Good question. Hopefully they don't fit in anywhere. Hopefully they're seen as unique enough to be their own. If people can't quite describe what they are or fit them into a specific genre, then we've done something right.
Do you still watch a lot of other films and do they inspire you? Or do you find your inspiration elsewhere?
I do still watch a ton of films and love them, but I'm realizing as I say this, they don't inspire my process as much as they used to. I think that's probably natural. In the beginning you riff on things that you like, but as you find your voice you depend less and less on other influences.
Your films are quite niche and you've said no to Hollywood before. Does that mean you dislike Hollywood films, or is it just something you don't see yourself doing but can still respect/enjoy on a different level?
I love a lot of Hollywood films, but fewer and fewer take any chances. I haven't been really excited by a Hollywood film in a really long time.
I think there are great directors and craftsman making movies in that system and they're doing phenomenal work, but they're doing phenomenal work for franchises that require very specific results.
What struck me as awesome when I looked at the Blu-Ray and DVD of The Frame was the Region 0 encoding plus the inclusion of French, German and Spanish subtitles. 20 years ago things like that where advertised boldly to push DVD sales, but in reality DVD did very little to get rid of geolocking people out of watching films. Was this a very conscious strategy?
Yeah, we're very pro self-distribution and make sure we're not tying up our movies with some ancient business strategy of geo-locking. It astounds me that companies are still doing that. We have fans in France, Germany, Spain, Latin America and all over really. If we had the money and resources we would have subtitled the film in every language, but unfortunately we could only afford our three biggest languages.
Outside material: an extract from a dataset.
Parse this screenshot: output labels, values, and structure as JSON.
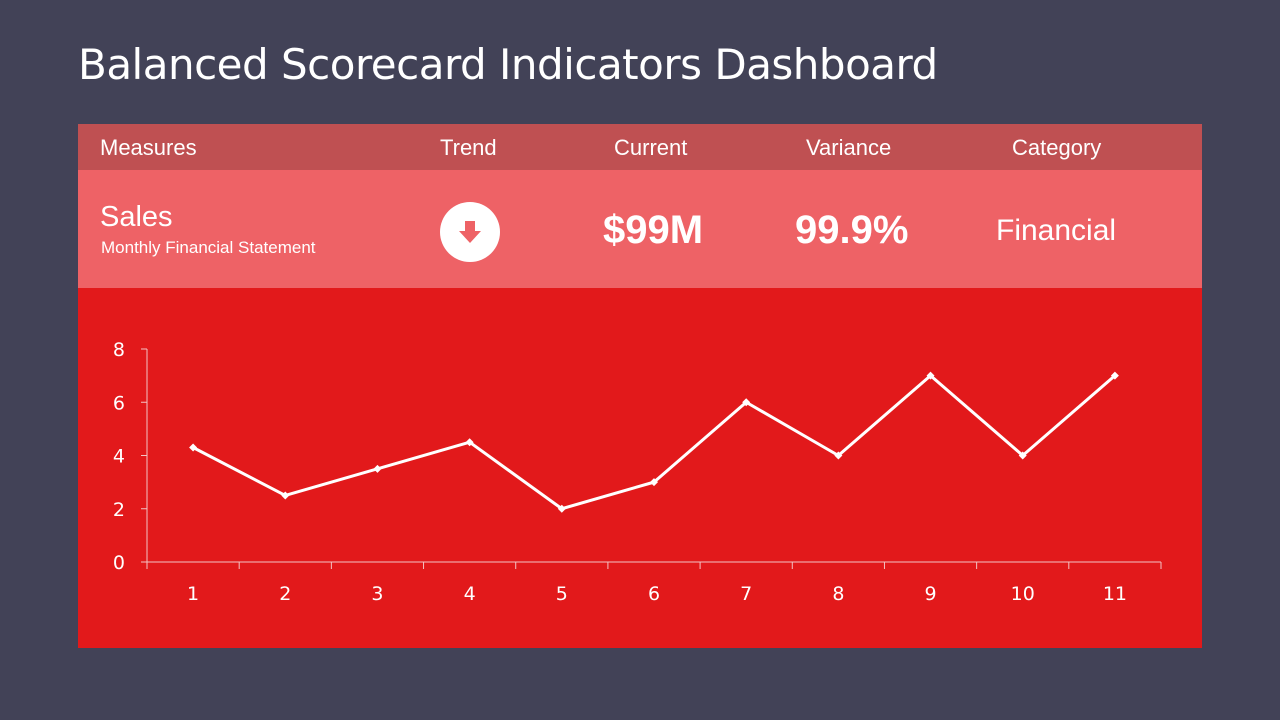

Ink blew up in the online piracy scene, I'm sure The Frame is encountering similar problems. Still I heard you say you are "pro-access" (a lovely term). Things are slowly improving with services like Netflix and the EU committing themselves to make cross-country distribution rights more transparent, but on a global scale it's still hard to watch films on a try & buy budget. How do you see that changing in the coming years? Will services like Netflix finally take over, or will studios win their power back?
I think access will ultimately win the day. Trying to control how people watch movies and listen to music is futile. If you don't provide access, people will create their own.
I don't necessarily think people expect everything for free, but they do get tired of not having access and they get tired of prices being unreasonably high. You see an amazing trailer for a movie on YouTube, but you have no way to watch it in your small town in Uzbekistan. So you're going to pirate it.
Services like Amazon and iTunes are making it easier and easier for people to watch anywhere in the world which is great, but their digital pricing is based on DVD prices from 15 years ago. Most people don't want to buy a digital file for $15 and a good deal of the world can't afford it.
This is driven by the studios who are still dependent on an old and dying model. The fact is the new digital model isn't nearly as lucrative as the DVD/Blu-ray model and that sucks for content creators and distributors, but it's unavoidable. And by trying to hold onto this old model, studios and distributors are helping to create a larger and larger base of pirates who feel justified not paying. That's not a habit you want to create because it's going to be very hard to reverse.
All I know is that piracy is rampant because the current system is not working. Give your audience easy access at a fair price and I think many many more will pay. We have an $8 digital download of "The Frame" that includes the film, soundtrack, and Art-Of book on www.DoubleEdgeFilms.com. And that's done well.